Like most MINI customers, the 21 year-old Ramon special-ordered his MINI Cooper from the factory, customizing his car with options that include a black roof and bonnet stripes, a Premium Package and the sporty "Checkmate Package" that offers special interior trim and exterior checkerboard graphics.

In fact, more than 60% of MINI owners uniquely configure the MINI they want and custom-order it from the factory. In addition, MINI owners add an average of $5,000 worth of factory and dealer installed options to customize their cars.

"We are delighted that we have achieved this sales milestone much earlier than expected." said Jim McDowell, Vice President, MINI USA. "MINI was planned to be a profitable business based on selling 20,000 cars a year.

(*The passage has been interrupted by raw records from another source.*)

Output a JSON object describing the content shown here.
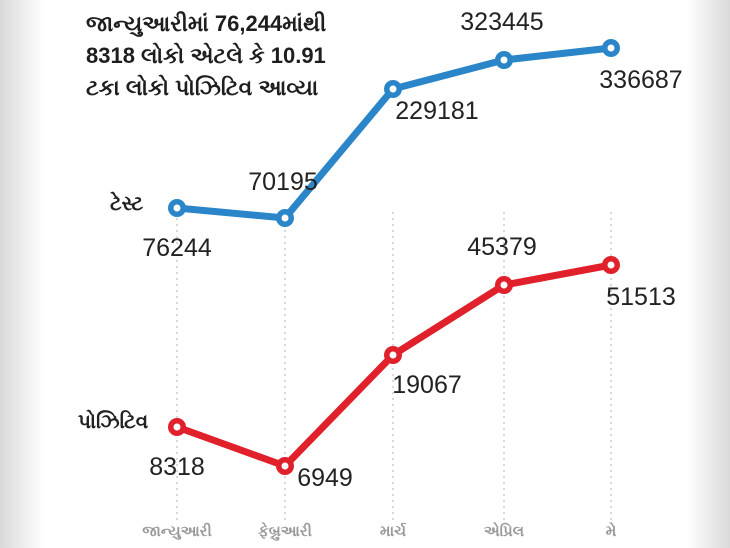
{
  "headline": {
    "lines": [
      "જાન્યુઆરીમાં 76,244માંથી",
      "8318 લોકો એટલે કે 10.91",
      "ટકા લોકો પોઝિટિવ આવ્યા"
    ]
  },
  "colors": {
    "tests": "#2a86c8",
    "positives": "#e0202a",
    "grid": "#bdbdbd",
    "text": "#222222",
    "month_text": "#9a9a9a"
  },
  "chart_data": {
    "type": "line",
    "categories": [
      "જાન્યુઆરી",
      "ફેબ્રુઆરી",
      "માર્ચ",
      "એપ્રિલ",
      "મે"
    ],
    "series": [
      {
        "name": "ટેસ્ટ",
        "color": "#2a86c8",
        "values": [
          76244,
          70195,
          229181,
          323445,
          336687
        ]
      },
      {
        "name": "પોઝિટિવ",
        "color": "#e0202a",
        "values": [
          8318,
          6949,
          19067,
          45379,
          51513
        ]
      }
    ],
    "grid": "vertical-dashed",
    "legend": "inline-left"
  }
}
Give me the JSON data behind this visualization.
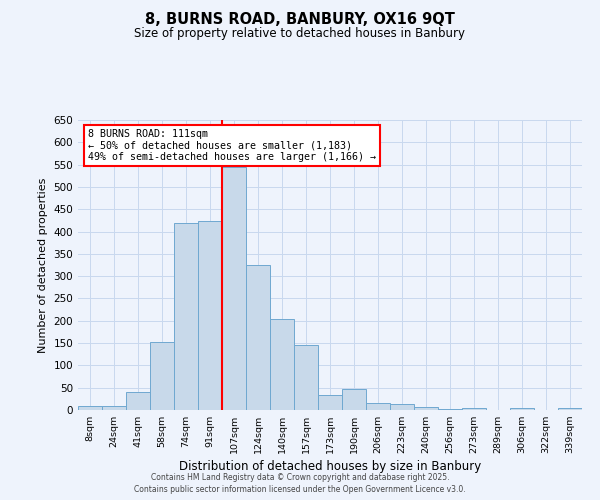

Last year alone we have sold 40,820 MINIs in the US. It is truly a testament to the product and the brand that MINI remains highly desirable four years on from launch."

Sandia MINI, where the 150,00th MINI was retailed, opened its doors in Albuquerque, NM at the end of 2004 with a new state-of-the-art-facility. The 10,000-square-foot location is ideally positioned in the Southwest to serve the needs of MINI customers who may not be conveniently located near MINI's Phoenix AZ, Denver CO or Oklahoma City OK dealer points.

"My staff and I are thrilled that Sandia MINI has had the opportunity to sell and deliver the 150,000th MINI Cooper in the United States." said Mike Houx, owner of Sandia MINI. "The timely and "happenchance" delivery here in Albuquerque helps to underscore the strong sales momentum we have seen for MINI in the New Mexico market since we opened our store in December, 2004.


----------